SUN has been known to be a company that is not good at commercializing products. With Oracle, the opposite is true. When Oracle purchased SUN, I was waiting to see how Oracle commercializes SUN’s product. I know it will be interesting.
We have some small little things happening here and there, e.g., no longer shipping CDs for free. However, those are more precisely described as cost-cutting rather than commercialization.
Now we have one, and it is quite a bold one. Oracle is charging for ODF plugin for MSOffice. I am surprised by the move. We know that ODF is competing with OOXML for heart and mind of office productivity suite users. An ODF plugin for MSOffice is one of the important weapon the ODF camp has. Charging for it will reduced the number of copies of installed ODF plugin on MSOffice which is not a good move to promote a format by making it as ubiquitious as possible.
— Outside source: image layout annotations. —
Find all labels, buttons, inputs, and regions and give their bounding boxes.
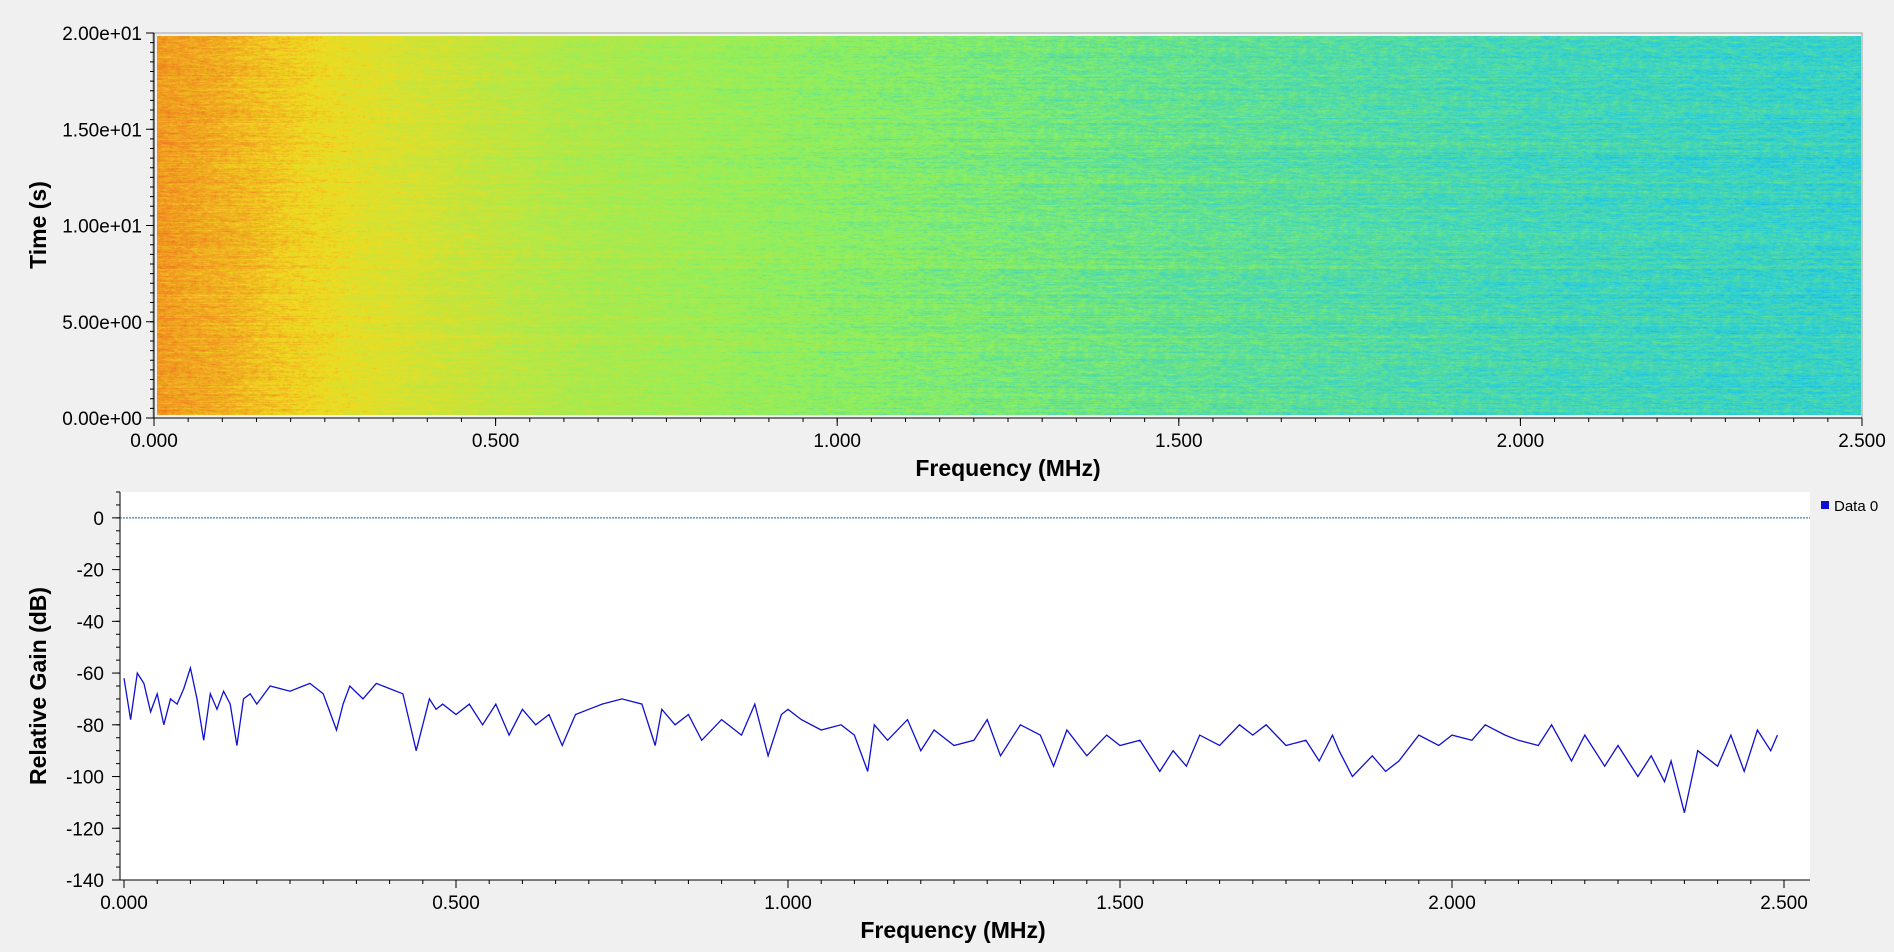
waterfall-y-tick-label: 2.00e+01: [62, 24, 142, 45]
waterfall-ticks: 0.000 0.500 1.000 1.500 2.000 2.500 0.00e+00 5.…: [62, 24, 1886, 452]
waterfall-x-tick-label: 1.500: [1155, 431, 1203, 452]
spectrum-x-tick-label: 0.000: [100, 893, 148, 914]
spectrum-x-tick-label: 2.500: [1760, 893, 1808, 914]
legend-label-data-0: Data 0: [1834, 498, 1878, 515]
spectrum-x-tick-label: 1.500: [1096, 893, 1144, 914]
spectrum-x-tick-label: 1.000: [764, 893, 812, 914]
spectrum-x-tick-label: 2.000: [1428, 893, 1476, 914]
waterfall-x-tick-label: 2.000: [1497, 431, 1545, 452]
waterfall-x-tick-label: 0.000: [130, 431, 178, 452]
series-data-0-line: [123, 665, 1778, 813]
spectrum-y-tick-label: -60: [77, 664, 104, 685]
spectrum-y-tick-label: -140: [66, 871, 104, 892]
spectrum-plot: 0.000 0.500 1.000 1.500 2.000 2.500 0 -20 -40 -60…: [25, 491, 1878, 943]
spectrum-y-tick-label: -100: [66, 768, 104, 789]
spectrum-plot-area: [120, 492, 1810, 880]
spectrum-y-tick-label: -80: [77, 716, 104, 737]
waterfall-ylabel: Time (s): [25, 181, 51, 269]
waterfall-x-tick-label: 1.000: [813, 431, 861, 452]
waterfall-x-tick-label: 2.500: [1838, 431, 1886, 452]
spectrum-y-tick-label: -120: [66, 819, 104, 840]
spectrum-ticks: 0.000 0.500 1.000 1.500 2.000 2.500 0 -20 -40 -60…: [66, 491, 1808, 914]
spectrum-x-tick-label: 0.500: [432, 893, 480, 914]
waterfall-y-tick-label: 1.50e+01: [62, 120, 142, 141]
waterfall-xlabel: Frequency (MHz): [915, 455, 1100, 481]
spectrum-y-tick-label: 0: [93, 509, 104, 530]
legend-swatch-data-0: [1821, 501, 1829, 509]
waterfall-y-tick-label: 0.00e+00: [62, 409, 142, 430]
legend[interactable]: Data 0: [1821, 498, 1878, 515]
waterfall-y-tick-label: 5.00e+00: [62, 313, 142, 334]
waterfall-plot: 0.000 0.500 1.000 1.500 2.000 2.500 0.00e+00 5.…: [25, 24, 1886, 481]
spectrum-y-tick-label: -20: [77, 561, 104, 582]
waterfall-x-tick-label: 0.500: [472, 431, 520, 452]
spectrum-ylabel: Relative Gain (dB): [25, 587, 51, 785]
spectrum-xlabel: Frequency (MHz): [860, 917, 1045, 943]
waterfall-y-tick-label: 1.00e+01: [62, 217, 142, 238]
waterfall-heatmap: [157, 36, 1861, 415]
spectrum-y-tick-label: -40: [77, 612, 104, 633]
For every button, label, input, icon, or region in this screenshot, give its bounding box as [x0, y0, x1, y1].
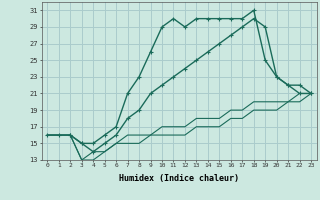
X-axis label: Humidex (Indice chaleur): Humidex (Indice chaleur): [119, 174, 239, 183]
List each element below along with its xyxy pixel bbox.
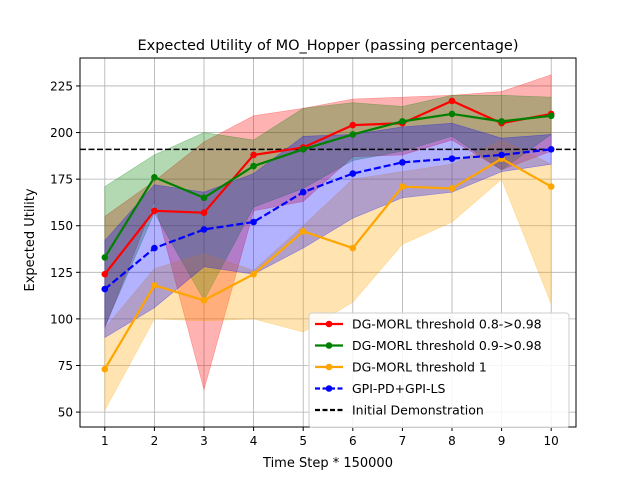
series-2-point [399,118,406,125]
legend: DG-MORL threshold 0.8->0.98 DG-MORL thres… [308,312,570,428]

Initially I was wondering whether this means ODF is getting traction and Oracle felt that it is mature enough to sustain commercialization of MSOffice ODF plugin. My experience, however, is this is definitely not the case. In my work, I rarely encounters OOXML or ODF documents, we have a lot of old fashion .doc documents going around. For most people with MSOffice 2007, they still find problems sending .docx document. The workaround instituted is to send documents in PDF instead. In the long run, however, I think everyone will move to OOXML purely on the inertial of MSOffice and we will see a big uproar when MSOffice drops .doc finally. Will people move to ODF? I don’t know and I am not betting on it.
Then, in the reference article, one point jumped out. The ODF plugin works for older versions of MSOffice. The argument goes that people who crinched to MSOffice 2003 and below will have a modern format to extend the life of their product. Is this true? Possibly. MSOffice 2000 and 2003 is good enough for standard office documents for a considerable time to come. But does using ODF really extends the life of the product? Why would I bother to switch away from .doc?
I think the most likely reason for charging for the ODF plugin is MS Office 2007 has lousy ODF support. Presumably SUN (now Oracle) did a better job at ODF support. This makes Oracle’s ODF plugin a premium product and Oracle sees an opportunity to make money out of it. I see it like PDF support in MSOffice. You have PDF export shipped as standard in MSOffice 2007. However, I think you can buy plugins that allow you to open and edit PDF document and there is quite a lot of people who will pay good money for it.
Therefore, I think Oracle’s ODF plugin is aimed more at people who wants ODF support in Microsoft Office 2007 and above.